К. Морескини. Глава вторая. Александрийская школа. III. Ориген. 1. Ориген и философия. Проблема двух Оригенов / История патристической философии

 

Claudio Moreschini. Storia della filosofia patristica. 
Brescia, Editrice Marcelliana, 2004.

Перевод с итальянского Л. П. Горбуновой
Редакция перевода, богословская редакция,
примечания иерея Михаила Асмуса
Редакция перевода, философская редакция,
унификация терминологии, сверка и перевод латинских
и греческих текстов монаха Диодора Ларионова

 

III. ОРИГЕН

Ориген, вероятно, наравне с Августином является самым крупным христианским мыслителем, хотя такого рода классификация всегда содержит в себе момент произвольности, и она открыта для критики. И когда мы говорим о нем как о «мыслителе», мы прекрасно отдаем себе отчет в той роли, которая сыграла в его мысли греческая философия. Впрочем, начиная с древнейших времен, он был знаменит именно благодаря этому обстоятельству, и именно его использование греческой философии навлекали на него ожесточенную критику. В ответ на эту критику Ориген сам неоднократно признавал, что он хорошо осведомлен в философии и хотел бы даже углубить свои знания, но он, однако, желал быть христианином и считал, что он таковым и является. И, действительно, он не усматривал никакого противоречия между языческой философией и христианской верой, при том условии, что философия должна была восприниматься как то, чем она и призвана быть, т. е. как орудие, с помощью которого можно углубить вероучительные положения, а не как автономная наука, которая сама по себе достойна изучения.

 

1. Ориген и философия. Проблема двух Оригенов

Глубокое знание Оригеном языческой философии засвидетельствовано сообщением Порфирия, очень важным, но с трудом поддающимся интерпретации. Оно сохранено для нас Евсевием Кесарийским, который («Церковная история», VI 19, 5–8) извлек его из знаменитого произведения Порфирия «Против христиан». Итак, писатель-неоплатоник упоминает о том, что он в молодости встречался с Оригеном, который был особенно известен благодаря своим аллегорическим истолкованиям Ветхого Завета. Ориген, согласно Порфирию, был учеником Аммония, который снабдил его философским инструментарием и развил его способности проводить углубленные исследования в этой области. Но, согласно тому же Порфирию, Ориген впоследствии отошел от занятий философией под руководством Аммония, так как последний был для него полезен как учитель философии, но в жизни он пошел путем, противоположным тому, который избрал Ориген. И действительно, Аммоний родился христианином и был воспитан родителями-христианами; однако с годами, начав самостоятельно мыслить и философствовать, он стал вести жизнь, сообразную с традиционным законом, и сделался язычником. Ориген же, напротив, хотя и получил исходно греческое образование, изменил ему, дерзко примкнув к варварам:

«Поведя себя таким образом, он загубил свои способности к занятиям и прожил свою жизнь как христианин, в противоречии с законами; что же касается его концепции мира и Бога, то он эллинизировал её и вплел в нее идеи греков, облеченные в диковинные басни», т. е. это он проделал в отношении христианских доктрин.

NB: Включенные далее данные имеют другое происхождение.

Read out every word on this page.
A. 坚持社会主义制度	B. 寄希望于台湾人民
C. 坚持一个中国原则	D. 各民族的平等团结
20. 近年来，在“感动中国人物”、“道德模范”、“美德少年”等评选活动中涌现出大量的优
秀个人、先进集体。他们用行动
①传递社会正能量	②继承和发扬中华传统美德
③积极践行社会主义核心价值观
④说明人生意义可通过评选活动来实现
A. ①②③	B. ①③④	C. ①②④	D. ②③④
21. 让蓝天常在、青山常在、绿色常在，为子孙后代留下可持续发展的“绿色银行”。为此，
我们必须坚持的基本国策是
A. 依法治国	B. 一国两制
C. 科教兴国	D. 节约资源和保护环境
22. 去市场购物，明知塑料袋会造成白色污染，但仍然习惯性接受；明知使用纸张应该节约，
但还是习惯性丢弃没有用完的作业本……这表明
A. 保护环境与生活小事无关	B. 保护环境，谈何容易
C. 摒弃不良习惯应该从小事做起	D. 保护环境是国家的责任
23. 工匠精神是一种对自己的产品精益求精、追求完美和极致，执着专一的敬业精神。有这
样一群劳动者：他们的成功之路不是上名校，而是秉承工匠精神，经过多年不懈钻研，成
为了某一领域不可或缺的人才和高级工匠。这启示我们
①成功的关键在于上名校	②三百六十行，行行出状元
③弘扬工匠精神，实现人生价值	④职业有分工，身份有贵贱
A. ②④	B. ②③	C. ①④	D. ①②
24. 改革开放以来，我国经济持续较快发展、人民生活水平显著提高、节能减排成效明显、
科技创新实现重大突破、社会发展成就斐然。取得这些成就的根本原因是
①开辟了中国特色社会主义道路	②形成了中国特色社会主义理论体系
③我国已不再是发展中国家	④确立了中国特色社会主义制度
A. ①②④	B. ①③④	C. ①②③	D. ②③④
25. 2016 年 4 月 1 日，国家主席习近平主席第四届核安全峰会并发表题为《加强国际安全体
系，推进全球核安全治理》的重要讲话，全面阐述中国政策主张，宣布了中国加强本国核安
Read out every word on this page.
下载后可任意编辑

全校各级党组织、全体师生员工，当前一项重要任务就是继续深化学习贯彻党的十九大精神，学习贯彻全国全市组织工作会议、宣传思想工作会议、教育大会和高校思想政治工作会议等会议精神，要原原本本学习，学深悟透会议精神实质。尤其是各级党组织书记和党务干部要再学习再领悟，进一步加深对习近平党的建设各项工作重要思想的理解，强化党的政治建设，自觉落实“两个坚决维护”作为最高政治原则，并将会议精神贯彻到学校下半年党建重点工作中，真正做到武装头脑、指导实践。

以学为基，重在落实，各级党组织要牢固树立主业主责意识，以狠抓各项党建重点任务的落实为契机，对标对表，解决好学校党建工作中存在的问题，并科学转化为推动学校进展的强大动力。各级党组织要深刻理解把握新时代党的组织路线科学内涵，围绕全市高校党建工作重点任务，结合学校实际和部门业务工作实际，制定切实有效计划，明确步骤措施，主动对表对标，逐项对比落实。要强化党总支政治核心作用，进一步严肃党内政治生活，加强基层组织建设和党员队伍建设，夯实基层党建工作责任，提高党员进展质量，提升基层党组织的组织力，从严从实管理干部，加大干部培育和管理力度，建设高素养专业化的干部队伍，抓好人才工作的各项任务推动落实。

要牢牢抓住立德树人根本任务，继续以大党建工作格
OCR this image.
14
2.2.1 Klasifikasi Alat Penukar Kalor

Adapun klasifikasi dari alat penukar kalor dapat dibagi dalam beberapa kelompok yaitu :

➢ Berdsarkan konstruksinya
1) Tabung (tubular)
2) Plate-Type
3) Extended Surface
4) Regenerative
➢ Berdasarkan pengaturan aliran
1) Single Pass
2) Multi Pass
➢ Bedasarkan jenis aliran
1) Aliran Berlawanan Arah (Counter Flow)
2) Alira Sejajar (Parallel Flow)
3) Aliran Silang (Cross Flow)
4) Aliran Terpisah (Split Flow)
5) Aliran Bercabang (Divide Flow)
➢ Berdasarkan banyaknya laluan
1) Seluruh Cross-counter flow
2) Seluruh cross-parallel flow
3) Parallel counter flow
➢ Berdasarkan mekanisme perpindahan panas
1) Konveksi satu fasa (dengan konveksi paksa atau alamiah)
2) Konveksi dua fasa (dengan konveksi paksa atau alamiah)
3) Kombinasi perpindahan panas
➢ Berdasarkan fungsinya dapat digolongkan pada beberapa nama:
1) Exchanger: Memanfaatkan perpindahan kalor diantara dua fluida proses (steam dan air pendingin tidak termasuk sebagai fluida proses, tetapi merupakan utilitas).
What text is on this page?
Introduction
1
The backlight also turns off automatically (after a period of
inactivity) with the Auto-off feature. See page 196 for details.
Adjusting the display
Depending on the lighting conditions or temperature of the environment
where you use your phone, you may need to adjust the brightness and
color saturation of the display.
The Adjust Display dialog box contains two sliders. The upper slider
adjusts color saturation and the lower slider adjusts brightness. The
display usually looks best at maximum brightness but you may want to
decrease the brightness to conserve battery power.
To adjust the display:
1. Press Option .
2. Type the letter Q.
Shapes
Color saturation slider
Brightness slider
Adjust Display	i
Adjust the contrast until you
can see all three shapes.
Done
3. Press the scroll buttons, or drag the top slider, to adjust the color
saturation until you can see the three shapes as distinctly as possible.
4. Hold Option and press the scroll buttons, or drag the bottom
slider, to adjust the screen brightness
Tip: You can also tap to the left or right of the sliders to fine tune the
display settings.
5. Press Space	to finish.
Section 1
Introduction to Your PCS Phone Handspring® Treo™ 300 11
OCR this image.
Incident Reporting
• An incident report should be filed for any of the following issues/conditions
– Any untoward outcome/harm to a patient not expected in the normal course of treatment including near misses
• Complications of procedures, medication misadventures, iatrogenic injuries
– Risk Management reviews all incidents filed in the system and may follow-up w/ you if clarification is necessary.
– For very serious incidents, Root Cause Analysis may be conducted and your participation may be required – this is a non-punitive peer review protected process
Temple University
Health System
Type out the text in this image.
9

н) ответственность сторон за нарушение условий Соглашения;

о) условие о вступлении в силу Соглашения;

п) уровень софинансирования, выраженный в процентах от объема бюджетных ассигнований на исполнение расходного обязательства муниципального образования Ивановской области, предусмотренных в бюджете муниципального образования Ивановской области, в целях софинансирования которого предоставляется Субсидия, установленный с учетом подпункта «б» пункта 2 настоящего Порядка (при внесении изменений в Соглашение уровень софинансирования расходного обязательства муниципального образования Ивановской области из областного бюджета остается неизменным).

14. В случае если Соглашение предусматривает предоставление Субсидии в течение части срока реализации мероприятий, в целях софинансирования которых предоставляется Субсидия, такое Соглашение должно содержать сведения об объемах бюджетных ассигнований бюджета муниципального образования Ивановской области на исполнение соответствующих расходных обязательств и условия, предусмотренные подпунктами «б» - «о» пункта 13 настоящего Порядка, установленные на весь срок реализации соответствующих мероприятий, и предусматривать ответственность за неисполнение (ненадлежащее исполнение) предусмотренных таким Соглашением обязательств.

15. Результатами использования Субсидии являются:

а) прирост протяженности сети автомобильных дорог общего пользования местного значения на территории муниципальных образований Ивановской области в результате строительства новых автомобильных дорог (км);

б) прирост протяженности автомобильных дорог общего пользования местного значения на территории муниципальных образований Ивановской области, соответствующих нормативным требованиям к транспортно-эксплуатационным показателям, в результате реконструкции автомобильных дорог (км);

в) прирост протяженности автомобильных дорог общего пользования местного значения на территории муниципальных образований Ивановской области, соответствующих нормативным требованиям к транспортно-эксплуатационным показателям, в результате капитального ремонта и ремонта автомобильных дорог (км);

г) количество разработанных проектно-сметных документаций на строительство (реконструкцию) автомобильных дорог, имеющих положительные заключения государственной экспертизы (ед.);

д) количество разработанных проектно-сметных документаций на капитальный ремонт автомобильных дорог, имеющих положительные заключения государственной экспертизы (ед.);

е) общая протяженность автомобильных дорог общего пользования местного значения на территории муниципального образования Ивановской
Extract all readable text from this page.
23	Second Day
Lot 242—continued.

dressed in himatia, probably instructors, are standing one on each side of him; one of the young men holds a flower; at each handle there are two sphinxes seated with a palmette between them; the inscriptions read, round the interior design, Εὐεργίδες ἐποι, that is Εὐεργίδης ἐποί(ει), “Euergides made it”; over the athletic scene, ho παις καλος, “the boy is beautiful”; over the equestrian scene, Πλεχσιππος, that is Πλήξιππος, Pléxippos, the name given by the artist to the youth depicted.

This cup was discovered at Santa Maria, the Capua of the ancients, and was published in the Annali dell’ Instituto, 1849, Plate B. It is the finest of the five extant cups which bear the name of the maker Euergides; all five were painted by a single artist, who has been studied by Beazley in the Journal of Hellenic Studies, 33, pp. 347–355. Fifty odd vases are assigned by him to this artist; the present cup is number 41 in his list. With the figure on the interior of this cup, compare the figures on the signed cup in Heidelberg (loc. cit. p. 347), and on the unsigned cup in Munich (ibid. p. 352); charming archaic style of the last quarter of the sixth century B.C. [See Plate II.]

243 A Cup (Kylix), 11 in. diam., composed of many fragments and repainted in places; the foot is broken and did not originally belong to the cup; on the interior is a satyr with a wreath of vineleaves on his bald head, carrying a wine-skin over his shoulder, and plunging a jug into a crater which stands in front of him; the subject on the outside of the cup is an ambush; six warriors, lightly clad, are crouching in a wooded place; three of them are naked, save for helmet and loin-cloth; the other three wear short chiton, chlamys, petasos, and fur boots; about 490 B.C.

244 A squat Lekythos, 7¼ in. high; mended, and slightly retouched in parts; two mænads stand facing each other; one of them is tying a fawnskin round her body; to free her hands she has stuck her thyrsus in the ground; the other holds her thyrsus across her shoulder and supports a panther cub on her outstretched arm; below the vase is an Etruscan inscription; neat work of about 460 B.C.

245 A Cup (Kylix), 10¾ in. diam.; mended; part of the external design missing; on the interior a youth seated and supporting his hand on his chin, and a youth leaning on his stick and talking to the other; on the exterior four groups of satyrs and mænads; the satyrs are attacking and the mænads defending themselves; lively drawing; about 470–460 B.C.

В целом, Порфирий признает, что Ориген очень многим обязан греческой философии, хотя он и не отдает себе отчет (что естественно) в той достаточно осторожной и критической позиции, которую христианский писатель занял по отношению к мудрости язычников. Ориген, продолжает Порфирий, действительно постоянно читал и изучал Платона и других философов, таких, как средние платоники и пифагорейцы Нумений, Кроний, Аполлофан, Лонгин, Модерат и Никомах; он знал стоиков Херемона и Корнута, у которых он перенял метод аллегорической интерпретации греческих мистерий, приложенный им затем к иудейскому Священному Писанию.
Сведения, приводимые Порфирием, по сути своей верны, хотя частично и тенденциозны, когда, к примеру, он утверждает, что философия Оригена восходит к языческой философии, что его богословие восходит к платонизму, а его аллегорический метод — к стоицизму; и эти выпады становятся понятны, с учетом той антихристианской полемики, которой был воодушевлен названный философ-неоплатоник.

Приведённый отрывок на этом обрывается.